Молодая женщина внутренне содрогнулась от запредельной горячности и отчаяния в словах этого жестокого, сильного, властного и теперь любимого мужчины. Его глаза потемнели от нахлынувших чувств, грудь вздымалась от тяжелого взволнованного дыхания; наверное, впервые за все время, прошедшее с тех пор, как они обрели друг друга, Аларикс не искал красивых слов и эпитетов, резал правдой прямо в глаза… и, похоже, не рассматривал варианта, что ему могут отказать, ни в каком проявлении.
— Ты сам знаешь, что это невозможно. Боги подарили нам круговороты, наполненные страстью и наслаждением, но с самого начала предупредили о том, что это не продлится дольше, чем необходимо.
— Боги не вправе диктовать свои условия двум любящим сердцам! — Фланигус потерял самообладание. — Только мы пишем собственные судьбы и вольны делать выбор. Твоя Криспида сделала достаточно, чтобы мы обрели друг друга, но она не вправе ставить рамки своей дочери, которую сама отравила стрелой высокого чувства!
— Воля Криспиды не довлеет надо мной, Аларикс. Есть долг гораздо важнее, чем песнь плоти и огонь в сердце!
— Справедливая! — в голосе мужчины проскользнуло презрение. — Самовлюбленная матриарх, которой вас приучали молиться с младых зим! Слава о ее любви к ныне павшему воину летит дальними просторами. Не ей, познавшей любовь, запрещать тебе следовать зову своего сердца, Латимея!
— Это не мое имя, — ласково напомнила Латима. — И будь добр проявить почтение к моей королеве, как это сделала она, отправив в столь дальний путь морем не раболепную прислужницу, а ближайшую подругу и советницу. Ты пишешь неразрывную нить наших судеб, забыв принять во внимание мое решение и мнение. И как посол державы, чей уклад в корне отличен от вашего, я могу тебя понять, но наступить себе же на горло — никогда!
— Останься. — Глаза воина потемнели, и тревога в сердце девушки усилилась. Она непроизвольно напрягла мышцы ног, чтобы ощутить прикосновение нагретого теплом ее тела кинжала к обнаженной плоти. Даже отравленная чувством, неподконтрольным разуму, она знала, что за свою жизнь и свободу будет стоять не на жизнь, а на смерть до последнего. И в то же время, как посол мира она понимала, насколько глупым и неправильным будет позволить своим эмоциям одержать верх над ситуацией.
— Я не могу, Аларикс. И ты не последуешь за мной в мой мир, даже если я протяну тебе ладонь и назову вольным спутником с равными правами…
— Я никогда не стану добровольно рабом презренной…
— Ты сам ответил на свой вопрос, император.

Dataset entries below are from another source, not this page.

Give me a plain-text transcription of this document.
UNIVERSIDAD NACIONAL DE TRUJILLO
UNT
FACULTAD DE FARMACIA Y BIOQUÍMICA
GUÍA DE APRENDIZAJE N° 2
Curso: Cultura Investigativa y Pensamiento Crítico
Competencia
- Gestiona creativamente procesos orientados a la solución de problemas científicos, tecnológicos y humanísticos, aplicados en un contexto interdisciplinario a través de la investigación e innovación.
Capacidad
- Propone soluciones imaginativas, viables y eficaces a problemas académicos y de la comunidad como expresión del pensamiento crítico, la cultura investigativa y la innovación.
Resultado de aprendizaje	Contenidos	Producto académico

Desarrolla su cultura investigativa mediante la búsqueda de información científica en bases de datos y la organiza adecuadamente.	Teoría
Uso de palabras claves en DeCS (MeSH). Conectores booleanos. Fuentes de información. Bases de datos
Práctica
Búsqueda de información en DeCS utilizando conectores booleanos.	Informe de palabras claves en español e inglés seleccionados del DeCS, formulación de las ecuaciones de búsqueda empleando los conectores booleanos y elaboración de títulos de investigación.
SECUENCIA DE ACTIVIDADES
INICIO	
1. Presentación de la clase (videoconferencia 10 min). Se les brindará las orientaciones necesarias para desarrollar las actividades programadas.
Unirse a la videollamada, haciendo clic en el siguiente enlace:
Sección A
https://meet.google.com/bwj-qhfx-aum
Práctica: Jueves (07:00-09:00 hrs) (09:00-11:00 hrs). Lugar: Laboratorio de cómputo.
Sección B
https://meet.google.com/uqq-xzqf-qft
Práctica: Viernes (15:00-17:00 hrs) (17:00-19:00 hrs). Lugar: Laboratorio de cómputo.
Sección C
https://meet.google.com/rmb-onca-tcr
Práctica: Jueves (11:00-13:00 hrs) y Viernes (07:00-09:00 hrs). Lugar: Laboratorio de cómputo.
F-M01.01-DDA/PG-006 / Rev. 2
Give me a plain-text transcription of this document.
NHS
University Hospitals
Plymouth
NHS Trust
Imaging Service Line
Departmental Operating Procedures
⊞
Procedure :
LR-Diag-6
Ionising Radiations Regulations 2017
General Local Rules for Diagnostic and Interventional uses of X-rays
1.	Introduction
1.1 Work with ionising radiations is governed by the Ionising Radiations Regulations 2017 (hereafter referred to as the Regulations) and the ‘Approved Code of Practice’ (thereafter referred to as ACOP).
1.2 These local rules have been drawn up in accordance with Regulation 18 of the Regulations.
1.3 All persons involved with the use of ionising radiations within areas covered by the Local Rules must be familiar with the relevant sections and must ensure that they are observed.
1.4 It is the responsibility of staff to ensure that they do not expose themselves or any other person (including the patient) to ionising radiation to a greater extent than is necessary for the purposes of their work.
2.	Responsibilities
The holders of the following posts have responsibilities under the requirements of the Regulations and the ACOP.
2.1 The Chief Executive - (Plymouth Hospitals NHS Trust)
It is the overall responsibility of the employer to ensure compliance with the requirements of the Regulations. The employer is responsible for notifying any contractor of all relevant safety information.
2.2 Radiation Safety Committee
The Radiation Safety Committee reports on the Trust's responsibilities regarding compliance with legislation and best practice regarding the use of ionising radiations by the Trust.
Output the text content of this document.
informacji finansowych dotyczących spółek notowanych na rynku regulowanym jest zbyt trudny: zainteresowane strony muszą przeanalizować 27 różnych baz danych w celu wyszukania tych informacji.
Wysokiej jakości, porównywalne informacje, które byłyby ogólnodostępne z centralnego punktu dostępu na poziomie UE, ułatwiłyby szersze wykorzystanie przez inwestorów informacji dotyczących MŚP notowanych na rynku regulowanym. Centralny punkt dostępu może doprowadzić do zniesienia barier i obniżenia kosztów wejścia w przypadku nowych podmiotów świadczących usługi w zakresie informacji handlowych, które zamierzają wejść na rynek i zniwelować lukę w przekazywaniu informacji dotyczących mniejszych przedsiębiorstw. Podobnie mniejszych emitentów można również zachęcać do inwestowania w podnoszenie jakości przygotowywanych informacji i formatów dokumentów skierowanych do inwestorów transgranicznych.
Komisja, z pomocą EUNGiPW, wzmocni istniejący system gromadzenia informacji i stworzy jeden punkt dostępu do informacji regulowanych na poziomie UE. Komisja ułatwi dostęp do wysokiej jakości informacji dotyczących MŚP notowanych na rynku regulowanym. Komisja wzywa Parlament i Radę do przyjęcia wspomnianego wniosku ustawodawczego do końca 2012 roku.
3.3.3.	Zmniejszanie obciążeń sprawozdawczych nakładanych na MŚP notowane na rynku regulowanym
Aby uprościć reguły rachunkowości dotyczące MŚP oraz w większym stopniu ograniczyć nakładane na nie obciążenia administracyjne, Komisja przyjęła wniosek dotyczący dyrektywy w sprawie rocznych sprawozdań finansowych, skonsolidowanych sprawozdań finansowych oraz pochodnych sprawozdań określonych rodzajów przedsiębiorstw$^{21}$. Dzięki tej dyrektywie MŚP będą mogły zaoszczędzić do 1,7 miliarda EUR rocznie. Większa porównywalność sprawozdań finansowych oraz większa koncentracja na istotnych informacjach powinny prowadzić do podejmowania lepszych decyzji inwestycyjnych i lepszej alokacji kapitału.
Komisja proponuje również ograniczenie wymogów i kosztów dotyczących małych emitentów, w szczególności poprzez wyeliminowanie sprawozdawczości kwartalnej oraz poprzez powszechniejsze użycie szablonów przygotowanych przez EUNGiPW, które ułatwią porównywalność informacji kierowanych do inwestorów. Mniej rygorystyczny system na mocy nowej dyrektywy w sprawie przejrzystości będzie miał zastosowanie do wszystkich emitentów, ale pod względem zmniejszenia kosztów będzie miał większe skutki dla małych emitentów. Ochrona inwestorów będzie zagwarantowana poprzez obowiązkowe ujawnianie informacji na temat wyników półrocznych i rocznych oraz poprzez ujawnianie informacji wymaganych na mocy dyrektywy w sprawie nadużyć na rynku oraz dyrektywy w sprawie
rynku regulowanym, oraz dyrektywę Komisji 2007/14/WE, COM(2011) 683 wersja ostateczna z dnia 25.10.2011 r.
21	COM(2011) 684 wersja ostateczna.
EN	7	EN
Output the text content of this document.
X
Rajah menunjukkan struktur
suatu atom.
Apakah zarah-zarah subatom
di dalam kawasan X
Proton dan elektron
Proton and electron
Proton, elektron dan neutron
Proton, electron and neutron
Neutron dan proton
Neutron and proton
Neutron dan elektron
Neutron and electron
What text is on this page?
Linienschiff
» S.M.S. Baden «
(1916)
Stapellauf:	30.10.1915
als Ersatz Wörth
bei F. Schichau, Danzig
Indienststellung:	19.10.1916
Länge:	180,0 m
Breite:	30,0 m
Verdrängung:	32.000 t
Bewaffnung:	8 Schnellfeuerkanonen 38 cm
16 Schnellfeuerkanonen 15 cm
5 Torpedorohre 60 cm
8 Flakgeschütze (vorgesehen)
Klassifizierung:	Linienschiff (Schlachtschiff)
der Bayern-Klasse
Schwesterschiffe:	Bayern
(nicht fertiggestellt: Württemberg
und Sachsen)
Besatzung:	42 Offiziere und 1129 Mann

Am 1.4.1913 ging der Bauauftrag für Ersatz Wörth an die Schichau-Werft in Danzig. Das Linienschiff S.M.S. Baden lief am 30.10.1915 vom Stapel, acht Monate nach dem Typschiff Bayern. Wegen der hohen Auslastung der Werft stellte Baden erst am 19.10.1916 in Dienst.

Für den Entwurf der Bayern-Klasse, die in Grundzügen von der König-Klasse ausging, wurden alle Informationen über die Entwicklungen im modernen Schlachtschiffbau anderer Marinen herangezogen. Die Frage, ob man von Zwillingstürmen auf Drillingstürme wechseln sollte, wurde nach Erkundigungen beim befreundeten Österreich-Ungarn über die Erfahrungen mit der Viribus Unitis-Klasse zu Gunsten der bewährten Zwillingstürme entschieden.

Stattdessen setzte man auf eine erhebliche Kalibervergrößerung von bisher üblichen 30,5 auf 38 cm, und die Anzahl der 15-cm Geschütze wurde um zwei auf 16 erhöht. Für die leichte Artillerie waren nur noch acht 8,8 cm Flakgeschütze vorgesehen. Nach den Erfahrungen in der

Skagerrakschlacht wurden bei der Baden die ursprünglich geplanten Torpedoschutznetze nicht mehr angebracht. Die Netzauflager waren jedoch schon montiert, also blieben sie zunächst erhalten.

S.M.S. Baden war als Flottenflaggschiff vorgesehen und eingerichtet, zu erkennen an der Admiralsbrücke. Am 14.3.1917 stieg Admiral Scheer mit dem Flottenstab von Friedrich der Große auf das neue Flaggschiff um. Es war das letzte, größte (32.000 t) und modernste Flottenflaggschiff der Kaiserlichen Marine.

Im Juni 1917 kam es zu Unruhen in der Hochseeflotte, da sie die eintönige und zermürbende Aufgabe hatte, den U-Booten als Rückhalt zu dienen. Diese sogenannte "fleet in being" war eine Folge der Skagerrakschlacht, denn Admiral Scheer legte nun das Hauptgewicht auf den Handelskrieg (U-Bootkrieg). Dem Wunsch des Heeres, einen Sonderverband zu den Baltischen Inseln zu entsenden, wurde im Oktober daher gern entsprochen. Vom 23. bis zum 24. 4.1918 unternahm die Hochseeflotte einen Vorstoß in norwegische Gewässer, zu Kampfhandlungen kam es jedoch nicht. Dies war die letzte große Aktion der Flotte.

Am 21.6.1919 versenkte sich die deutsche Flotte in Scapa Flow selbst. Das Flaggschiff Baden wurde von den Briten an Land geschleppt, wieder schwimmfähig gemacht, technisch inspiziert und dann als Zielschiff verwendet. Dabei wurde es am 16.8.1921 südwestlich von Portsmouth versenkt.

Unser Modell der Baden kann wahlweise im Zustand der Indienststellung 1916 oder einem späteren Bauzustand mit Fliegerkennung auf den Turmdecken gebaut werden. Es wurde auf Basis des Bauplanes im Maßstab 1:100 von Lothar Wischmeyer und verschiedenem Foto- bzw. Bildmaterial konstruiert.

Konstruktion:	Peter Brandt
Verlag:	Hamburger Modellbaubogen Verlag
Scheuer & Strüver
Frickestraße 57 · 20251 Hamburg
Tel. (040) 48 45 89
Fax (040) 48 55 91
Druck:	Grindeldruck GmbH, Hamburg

Я, в свою очередь, никогда не стану твоей рабыней. Я не стану жить в империи, даже если буду делить с тобой трон, лишь потому, что женщина для вас значит не более, чем трепетная лань, которую ты не столь давно прикончил собственными руками!
Тьма в глазах Фланигуса, достигшая своего абсолюта, медленно сходила на нет. И это насторожило амазонку еще сильнее, чем осязаемый узел чужой одержимости на грани потери рассудка. Человек, который может совладать с собой в самый решительный момент, но в то же время никогда не откажется от своей цели, априори опаснее разъяренного зверя, в котором кричат исключительно инстинкты. Нет, он не отказался от намеченного им для них двоих плана, она не сомневалась. Но все равно испытала облегчение с примесью удовольствия, когда император жестокой Спаркалии приложил ладонь к сердцу, поклонившись ей, как королеве.
— Прости меня, Воспламеняющая Страсть. Стрелы Богини любви рвут мое сердце на части, но счастье во мне, истекать этой кровью во имя тебя!
Лучезарная встретила его взгляд, вновь обретший прозрачность горных озер и холод льда земель Белого Безмолвия. Тревога так и не унялась. «Велю Пантерам быть наготове, а корабельной команде — держать паруса поднятыми и отплыть по первому велению», — подумала она, втайне надеясь, что ее улыбка Фланигусу выглядит безмятежной и естественной.
— Но солнце клонится к закату. Не пора ли нам возвращаться?